Sample Training Loaders can be checkpointed and resumed mid-epoch. It is highly recommended that you use the Lightning loader to achieve this.

Lightning#

The MidepochCheckpoint function supplied by noisebase.lightning extends the standard lightning.pytorch.callbacks.ModelCheckpoint, implementing the mid-epoch checkpointing functionality of the loader. Validation is not resumable as Pytorch Lightning’s monitoring of validation metrics is not resumable either.

Warning

If you use this for safety checkpoints, like in the following code snippet, remember that Lightning’s method of saving checkpoints is very unsafe. First, it deletes the old checkpoint, and only then does it save the new one, potentially leaving you with a corrupted file if the process dies in the meantime. This has happened to us multiple times.

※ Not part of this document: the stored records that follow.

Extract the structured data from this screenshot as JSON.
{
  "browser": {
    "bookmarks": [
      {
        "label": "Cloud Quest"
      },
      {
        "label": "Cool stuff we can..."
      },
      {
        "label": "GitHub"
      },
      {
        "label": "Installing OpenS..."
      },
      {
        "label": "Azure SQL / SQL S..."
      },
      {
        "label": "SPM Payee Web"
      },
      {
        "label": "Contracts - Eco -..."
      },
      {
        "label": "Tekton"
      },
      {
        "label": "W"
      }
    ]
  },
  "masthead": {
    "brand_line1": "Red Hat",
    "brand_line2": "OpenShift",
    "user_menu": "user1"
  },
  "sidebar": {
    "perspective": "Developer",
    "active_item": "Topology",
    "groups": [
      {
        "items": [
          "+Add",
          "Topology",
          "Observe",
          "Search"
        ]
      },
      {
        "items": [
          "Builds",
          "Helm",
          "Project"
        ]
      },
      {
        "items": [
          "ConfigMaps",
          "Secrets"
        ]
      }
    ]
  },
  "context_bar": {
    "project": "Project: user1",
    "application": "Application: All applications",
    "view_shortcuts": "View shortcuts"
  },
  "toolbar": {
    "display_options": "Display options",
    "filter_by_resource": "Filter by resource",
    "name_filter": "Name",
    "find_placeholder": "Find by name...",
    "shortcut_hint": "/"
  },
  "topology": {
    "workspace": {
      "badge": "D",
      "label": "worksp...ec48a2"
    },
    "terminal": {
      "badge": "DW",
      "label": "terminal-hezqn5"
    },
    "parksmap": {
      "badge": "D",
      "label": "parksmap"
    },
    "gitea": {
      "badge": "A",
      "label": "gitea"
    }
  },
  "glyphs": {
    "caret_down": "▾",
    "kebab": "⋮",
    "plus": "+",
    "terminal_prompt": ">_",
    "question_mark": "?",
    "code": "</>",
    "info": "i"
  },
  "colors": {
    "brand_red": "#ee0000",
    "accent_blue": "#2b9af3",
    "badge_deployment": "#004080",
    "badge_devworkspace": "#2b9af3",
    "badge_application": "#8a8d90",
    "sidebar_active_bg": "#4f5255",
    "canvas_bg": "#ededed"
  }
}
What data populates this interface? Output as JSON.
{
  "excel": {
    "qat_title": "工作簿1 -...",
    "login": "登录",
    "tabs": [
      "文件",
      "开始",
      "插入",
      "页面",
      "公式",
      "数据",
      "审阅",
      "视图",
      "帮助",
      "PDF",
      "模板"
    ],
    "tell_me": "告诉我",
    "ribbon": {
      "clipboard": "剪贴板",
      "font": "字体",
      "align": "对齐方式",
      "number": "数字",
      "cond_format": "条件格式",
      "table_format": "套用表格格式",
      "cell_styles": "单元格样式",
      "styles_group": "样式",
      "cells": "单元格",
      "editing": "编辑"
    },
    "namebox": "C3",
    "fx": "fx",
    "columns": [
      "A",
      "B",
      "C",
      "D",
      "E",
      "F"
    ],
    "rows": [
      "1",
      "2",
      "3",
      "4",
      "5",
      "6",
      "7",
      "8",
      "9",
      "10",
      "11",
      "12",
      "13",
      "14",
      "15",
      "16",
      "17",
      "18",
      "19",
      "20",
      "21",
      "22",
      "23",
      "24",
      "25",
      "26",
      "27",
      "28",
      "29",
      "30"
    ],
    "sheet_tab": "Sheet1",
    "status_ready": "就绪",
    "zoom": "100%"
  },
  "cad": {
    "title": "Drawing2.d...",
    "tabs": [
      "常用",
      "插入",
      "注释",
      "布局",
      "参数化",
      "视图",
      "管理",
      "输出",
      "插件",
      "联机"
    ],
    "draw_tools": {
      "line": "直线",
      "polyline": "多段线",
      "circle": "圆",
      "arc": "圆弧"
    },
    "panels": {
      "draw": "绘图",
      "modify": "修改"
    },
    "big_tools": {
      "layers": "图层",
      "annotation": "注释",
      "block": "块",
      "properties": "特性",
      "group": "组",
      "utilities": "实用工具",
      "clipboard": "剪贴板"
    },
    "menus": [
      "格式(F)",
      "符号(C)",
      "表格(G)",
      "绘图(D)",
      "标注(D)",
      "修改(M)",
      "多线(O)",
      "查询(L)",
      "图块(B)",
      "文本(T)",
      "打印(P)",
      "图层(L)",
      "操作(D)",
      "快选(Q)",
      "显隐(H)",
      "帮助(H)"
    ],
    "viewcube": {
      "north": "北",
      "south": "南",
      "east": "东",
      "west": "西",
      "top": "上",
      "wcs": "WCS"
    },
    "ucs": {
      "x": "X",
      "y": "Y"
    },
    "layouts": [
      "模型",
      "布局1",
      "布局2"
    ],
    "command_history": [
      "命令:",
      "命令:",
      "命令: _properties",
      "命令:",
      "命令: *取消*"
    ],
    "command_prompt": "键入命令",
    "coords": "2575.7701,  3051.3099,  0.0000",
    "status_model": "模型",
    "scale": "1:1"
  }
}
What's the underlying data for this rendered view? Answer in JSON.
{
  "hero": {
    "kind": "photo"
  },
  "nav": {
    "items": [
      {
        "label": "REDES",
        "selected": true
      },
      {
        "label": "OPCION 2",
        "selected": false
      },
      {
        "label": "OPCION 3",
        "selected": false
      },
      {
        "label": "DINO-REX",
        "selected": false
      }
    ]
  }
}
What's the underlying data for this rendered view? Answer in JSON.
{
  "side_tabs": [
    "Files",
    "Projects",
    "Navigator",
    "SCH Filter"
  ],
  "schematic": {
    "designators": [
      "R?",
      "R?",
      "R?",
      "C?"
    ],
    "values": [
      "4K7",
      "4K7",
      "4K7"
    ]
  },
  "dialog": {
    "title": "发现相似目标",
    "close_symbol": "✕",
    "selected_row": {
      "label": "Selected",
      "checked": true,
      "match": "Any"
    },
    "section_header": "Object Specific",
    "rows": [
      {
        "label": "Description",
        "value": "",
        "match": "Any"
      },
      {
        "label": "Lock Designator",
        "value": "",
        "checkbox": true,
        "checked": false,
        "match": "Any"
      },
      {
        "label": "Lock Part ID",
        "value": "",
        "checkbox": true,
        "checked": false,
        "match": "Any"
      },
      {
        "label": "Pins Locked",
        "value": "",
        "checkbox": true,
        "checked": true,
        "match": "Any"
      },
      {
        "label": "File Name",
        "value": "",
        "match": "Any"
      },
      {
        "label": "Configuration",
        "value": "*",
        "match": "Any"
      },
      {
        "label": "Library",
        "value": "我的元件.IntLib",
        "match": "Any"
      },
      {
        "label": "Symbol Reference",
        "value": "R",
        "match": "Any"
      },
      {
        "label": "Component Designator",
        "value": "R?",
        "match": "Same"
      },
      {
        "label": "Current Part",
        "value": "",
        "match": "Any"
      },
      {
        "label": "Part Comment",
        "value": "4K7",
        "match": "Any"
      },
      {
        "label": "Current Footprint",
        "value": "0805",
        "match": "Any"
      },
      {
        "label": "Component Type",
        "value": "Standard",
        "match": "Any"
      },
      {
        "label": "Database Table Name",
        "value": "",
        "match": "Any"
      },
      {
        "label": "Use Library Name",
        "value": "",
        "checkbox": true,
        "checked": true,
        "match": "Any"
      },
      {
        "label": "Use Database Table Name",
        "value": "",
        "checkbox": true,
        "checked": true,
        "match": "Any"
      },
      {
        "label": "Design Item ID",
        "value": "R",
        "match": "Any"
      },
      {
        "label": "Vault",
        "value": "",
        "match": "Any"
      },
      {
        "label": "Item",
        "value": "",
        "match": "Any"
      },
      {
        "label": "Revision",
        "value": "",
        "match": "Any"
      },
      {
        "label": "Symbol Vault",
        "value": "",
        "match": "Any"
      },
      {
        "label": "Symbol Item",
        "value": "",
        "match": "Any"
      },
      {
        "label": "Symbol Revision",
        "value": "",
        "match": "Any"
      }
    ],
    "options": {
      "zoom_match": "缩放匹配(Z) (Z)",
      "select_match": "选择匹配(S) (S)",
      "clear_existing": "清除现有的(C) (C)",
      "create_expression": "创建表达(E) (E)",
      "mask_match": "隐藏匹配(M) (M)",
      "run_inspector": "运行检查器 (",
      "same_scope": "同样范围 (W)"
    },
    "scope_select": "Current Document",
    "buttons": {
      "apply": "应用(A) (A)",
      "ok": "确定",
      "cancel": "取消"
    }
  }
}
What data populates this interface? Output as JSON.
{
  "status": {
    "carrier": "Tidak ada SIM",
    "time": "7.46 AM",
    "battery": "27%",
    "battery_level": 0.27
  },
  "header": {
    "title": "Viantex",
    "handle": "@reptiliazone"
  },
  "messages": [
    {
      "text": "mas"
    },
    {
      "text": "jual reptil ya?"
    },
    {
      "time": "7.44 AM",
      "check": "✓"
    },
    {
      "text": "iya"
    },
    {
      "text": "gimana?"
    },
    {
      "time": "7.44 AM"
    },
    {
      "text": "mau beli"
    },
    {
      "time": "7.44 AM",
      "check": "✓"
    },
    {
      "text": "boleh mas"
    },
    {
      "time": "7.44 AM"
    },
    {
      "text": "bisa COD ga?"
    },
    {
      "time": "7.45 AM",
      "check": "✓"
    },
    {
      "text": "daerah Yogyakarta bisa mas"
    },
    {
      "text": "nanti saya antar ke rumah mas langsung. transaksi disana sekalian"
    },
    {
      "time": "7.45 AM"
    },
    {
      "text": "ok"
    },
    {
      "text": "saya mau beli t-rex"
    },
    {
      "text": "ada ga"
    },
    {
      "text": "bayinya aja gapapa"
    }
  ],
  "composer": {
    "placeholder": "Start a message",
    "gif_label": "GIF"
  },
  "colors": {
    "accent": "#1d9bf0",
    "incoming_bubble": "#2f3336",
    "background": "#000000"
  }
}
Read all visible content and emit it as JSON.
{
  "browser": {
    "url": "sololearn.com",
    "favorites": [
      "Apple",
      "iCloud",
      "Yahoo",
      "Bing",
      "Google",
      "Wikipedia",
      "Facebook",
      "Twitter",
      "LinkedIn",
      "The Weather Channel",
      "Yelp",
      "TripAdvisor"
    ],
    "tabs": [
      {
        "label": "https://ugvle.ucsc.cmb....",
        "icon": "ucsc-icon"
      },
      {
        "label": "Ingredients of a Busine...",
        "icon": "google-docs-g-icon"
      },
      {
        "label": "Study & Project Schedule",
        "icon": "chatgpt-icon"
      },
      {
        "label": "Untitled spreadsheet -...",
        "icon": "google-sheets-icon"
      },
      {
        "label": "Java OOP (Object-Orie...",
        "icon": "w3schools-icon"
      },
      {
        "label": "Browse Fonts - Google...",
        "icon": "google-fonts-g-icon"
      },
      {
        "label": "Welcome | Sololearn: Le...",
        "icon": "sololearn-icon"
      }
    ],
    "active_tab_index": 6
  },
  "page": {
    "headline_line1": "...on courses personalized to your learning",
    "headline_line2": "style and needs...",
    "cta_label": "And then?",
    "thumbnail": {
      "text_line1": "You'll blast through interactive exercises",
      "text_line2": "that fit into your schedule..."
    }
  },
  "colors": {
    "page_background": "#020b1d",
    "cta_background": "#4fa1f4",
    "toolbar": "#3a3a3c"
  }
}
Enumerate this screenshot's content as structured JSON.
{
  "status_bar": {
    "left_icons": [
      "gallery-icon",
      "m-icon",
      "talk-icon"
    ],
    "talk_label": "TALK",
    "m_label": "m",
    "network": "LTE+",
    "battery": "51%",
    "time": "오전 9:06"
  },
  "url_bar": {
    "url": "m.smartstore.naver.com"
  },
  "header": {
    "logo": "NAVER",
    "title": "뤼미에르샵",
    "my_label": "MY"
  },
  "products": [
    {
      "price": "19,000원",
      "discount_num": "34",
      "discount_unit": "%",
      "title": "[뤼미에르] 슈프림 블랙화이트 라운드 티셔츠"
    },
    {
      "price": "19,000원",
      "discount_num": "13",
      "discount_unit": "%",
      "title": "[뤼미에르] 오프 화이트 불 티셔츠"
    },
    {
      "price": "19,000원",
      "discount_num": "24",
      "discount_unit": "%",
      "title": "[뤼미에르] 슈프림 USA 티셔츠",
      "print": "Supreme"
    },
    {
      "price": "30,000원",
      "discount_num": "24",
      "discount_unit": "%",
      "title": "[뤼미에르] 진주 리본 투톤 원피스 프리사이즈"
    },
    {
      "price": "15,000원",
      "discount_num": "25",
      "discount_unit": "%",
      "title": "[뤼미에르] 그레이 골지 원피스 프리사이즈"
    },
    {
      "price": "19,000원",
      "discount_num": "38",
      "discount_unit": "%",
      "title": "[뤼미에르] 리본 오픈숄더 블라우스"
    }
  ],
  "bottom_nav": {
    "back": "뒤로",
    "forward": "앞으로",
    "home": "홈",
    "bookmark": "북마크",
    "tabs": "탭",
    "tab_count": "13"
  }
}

from noisebase.lightning import MidepochCheckpoint

checkpoint_time = MidepochCheckpoint(
    dirpath=os.path.join(output_folder, 'ckpt_resume'), 
    train_time_interval=datetime.timedelta(minutes=10),
    filename='last',
    enable_version_counter=False,
    save_on_train_epoch_end=True
)

Warning

Also, frequently restarted ModelCheckpoints seem unreliable at keeping a fixed number of files. We have seen some seriously weird checkpointing behaviour from Lightning. I recommend keeping all checkpoints (save_top_k = -1) and cleaning manually instead.

Pytorch#

First, you need to call loader.batch_sampler.checkpoint(current_epoch, batch_idx), where batch_idx is the index of the last batch on which you haven’t yet trained your method. If a checkpoint can be saved at this time, this function will return True and cache the loader’s state. (We don’t want to save checkpoints mid-sequence.)

Second, you can call loader.state_dict() and store the returned dict in your checkpoint. Finally, you should clear the cached state with loader.batch_sampler.cached_state = {}.

To load back the state, you can call loader.load_state_dict(state_dict) on a fresh loader before iterating the dataset.